Lehna Huie is a multi-disciplinary artist and cultural worker of Jamaican heritage b. NYC 1988. Extending beyond monolithic perspectives, Lehna is committed to uplifting stories of Black identity as a means to explore international connections among the Pan African and Caribbean Diasporas. Her work concentrates on themes such as the soul, migration, non-linear time and remembrance as a means to recover untold narratives of those whose lived experiences have been erased and distorted by the chronicles of colonialism. Huies works are reflected through weaving multiple visual art forms as cultural vignettes rooted in an archival practice. Varying in scale, medium and surface, Lehna draws together clusters of accumulated art pieces, personal and found objects by using non-traditional approaches to representational portraiture.
Huie honors her heritage through interdisciplinary research methods. Reflecting on facets of her identity, she creates works on surfaces such as painting, wood, canvas and fills wall space using a patchwork approach to accompany her tactile tapestry-like paintings. Huie layers cut up mural scraps, bright patterned textiles and materials, often including video projections and soundscapes.
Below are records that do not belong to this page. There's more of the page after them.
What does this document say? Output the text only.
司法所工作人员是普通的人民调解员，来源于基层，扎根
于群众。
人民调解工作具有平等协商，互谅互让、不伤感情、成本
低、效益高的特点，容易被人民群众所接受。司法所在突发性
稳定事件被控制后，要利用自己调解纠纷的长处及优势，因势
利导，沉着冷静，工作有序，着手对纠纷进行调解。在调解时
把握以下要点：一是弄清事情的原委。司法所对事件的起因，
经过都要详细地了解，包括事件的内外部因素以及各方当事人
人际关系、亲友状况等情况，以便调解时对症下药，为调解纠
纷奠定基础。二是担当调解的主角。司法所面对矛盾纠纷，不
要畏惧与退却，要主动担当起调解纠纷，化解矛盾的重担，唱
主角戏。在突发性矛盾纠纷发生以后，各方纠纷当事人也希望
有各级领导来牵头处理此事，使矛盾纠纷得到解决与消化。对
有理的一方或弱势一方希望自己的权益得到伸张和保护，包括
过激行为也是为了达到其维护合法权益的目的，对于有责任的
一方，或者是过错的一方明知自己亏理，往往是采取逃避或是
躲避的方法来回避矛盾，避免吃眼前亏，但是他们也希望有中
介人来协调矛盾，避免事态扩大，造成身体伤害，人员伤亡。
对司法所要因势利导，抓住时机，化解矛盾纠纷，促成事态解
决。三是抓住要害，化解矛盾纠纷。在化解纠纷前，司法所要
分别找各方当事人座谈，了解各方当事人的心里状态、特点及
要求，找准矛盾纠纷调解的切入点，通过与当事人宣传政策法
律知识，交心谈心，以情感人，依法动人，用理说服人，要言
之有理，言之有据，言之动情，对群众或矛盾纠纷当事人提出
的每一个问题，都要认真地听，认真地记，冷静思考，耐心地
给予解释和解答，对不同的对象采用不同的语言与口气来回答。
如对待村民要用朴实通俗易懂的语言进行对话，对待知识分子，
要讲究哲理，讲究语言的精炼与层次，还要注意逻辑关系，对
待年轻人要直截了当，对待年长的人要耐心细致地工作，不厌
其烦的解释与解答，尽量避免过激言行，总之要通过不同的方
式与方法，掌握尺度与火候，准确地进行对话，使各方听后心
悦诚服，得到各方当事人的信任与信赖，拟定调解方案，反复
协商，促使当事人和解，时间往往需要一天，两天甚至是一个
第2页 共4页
Her installation environments serve as both living shrines and alternative historical documents of the memory recovered in untold stories. Through using non-traditional approaches to representational portraiture, Huie honors her relatives and ancestral guides through the possibilities of space and dimension. A long-time arts educator, Huie is deeply committed to the fusion of arts and social change as a path to liberation.